Pourtant... au-delà du racisme, de la xénophobie, de l’intolérance, nous
formons toujours la seule nation française de l’Amérique du Nord capable de
se donner un pays. Le projet d’indépendance du Québec se porte toujours
bien. Les réelles raisons de vouloir construire le pays du Québec sont
toujours présentes; raisons identitaires, culturelles et linguistiques. La
nécessité de nous affranchir d’un état d’annexion qui nous condamne à la
minorisation grandissante, à l’acculturation et à l’assimilation lente et
progressive demeure bien réelle. La liberté politique, culturelle et
économique demeure toujours aussi urgente. Dans un monde mondialisé,
l’indépendance du Québec s’avère toujours essentielle afin que nous
puissions participer pleinement au concert des nations libres. Sans voix
propre à l’international, nous ne pouvons contribuer efficacement aux
importantes luttes contre les changements climatiques, le capitalisme
sauvage, la pauvreté, les inégalités sociales, l’uniformisation culturelle
et la guerre. Observations porteuses d’espoir.

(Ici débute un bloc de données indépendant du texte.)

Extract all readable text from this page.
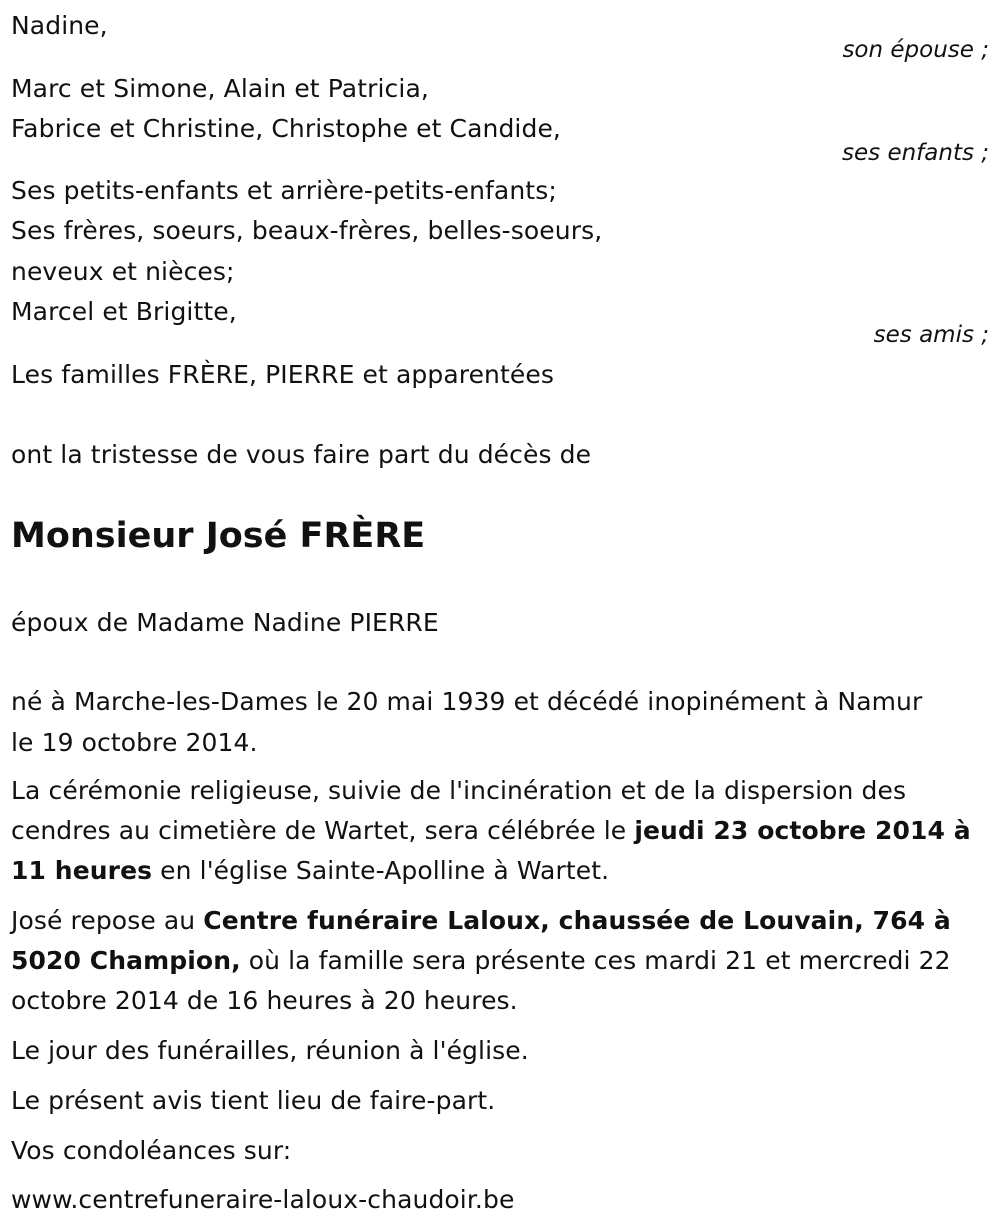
Nadine,
son épouse ;
Marc et Simone, Alain et Patricia,
Fabrice et Christine, Christophe et Candide,
ses enfants ;
Ses petits-enfants et arrière-petits-enfants;
Ses frères, soeurs, beaux-frères, belles-soeurs,
neveux et nièces;
Marcel et Brigitte,
ses amis ;
Les familles FRÈRE, PIERRE et apparentées
ont la tristesse de vous faire part du décès de
Monsieur José FRÈRE
époux de Madame Nadine PIERRE
né à Marche-les-Dames le 20 mai 1939 et décédé inopinément à Namur
le 19 octobre 2014.
La cérémonie religieuse, suivie de l'incinération et de la dispersion des cendres au cimetière de Wartet, sera célébrée le jeudi 23 octobre 2014 à 11 heures en l'église Sainte-Apolline à Wartet.
José repose au Centre funéraire Laloux, chaussée de Louvain, 764 à 5020 Champion, où la famille sera présente ces mardi 21 et mercredi 22 octobre 2014 de 16 heures à 20 heures.
Le jour des funérailles, réunion à l'église.
Le présent avis tient lieu de faire-part.
Vos condoléances sur:
www.centrefuneraire-laloux-chaudoir.be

Ainsi, il nous appartient collectivement de construire de nouvelles
solidarités. Nous devons redéfinir nos rapports, canaliser nos énergies et
nous efforcer à la construction d’une volonté réelle de vivre ensemble,
d’un véritable projet de société.
Quant à nous, indépendantistes, nous devons continuer le combat en faisant
preuve d’une nouvelle unité bâtie autour du nécessaire renforcement de
notre discours. Nous devons recentrer ce dernier sur son essence
fondamentale. La pertinence de notre projet réside sur le fait que nous
formons une nation dont l’identité est plus que jamais menacée par notre
statut de minorité enfermée dans l’ensemble canadien anglo-saxon, que notre
peuple conquis en 1760 ne possède toujours pas les pouvoirs nécessaires à
son plein épanouissement et qu’Ottawa pratique toujours une politique
impérialiste étouffante à l’endroit du Québec. Nous devons reprendre le
bâton du pèlerin afin de propager notre idéal de libération nationale. Nous
devons nous mobiliser afin de persuader nos concitoyens de l’urgence, pour
notre nation, d’exercer sa pleine liberté. Que cette liberté collective
s’avère aussi importante que la liberté individuelle. Nous devons les
convaincre que l’indépendance du Québec constitue le seul projet de société
pouvant assurer la pérennité de notre nation française en Amérique du Nord.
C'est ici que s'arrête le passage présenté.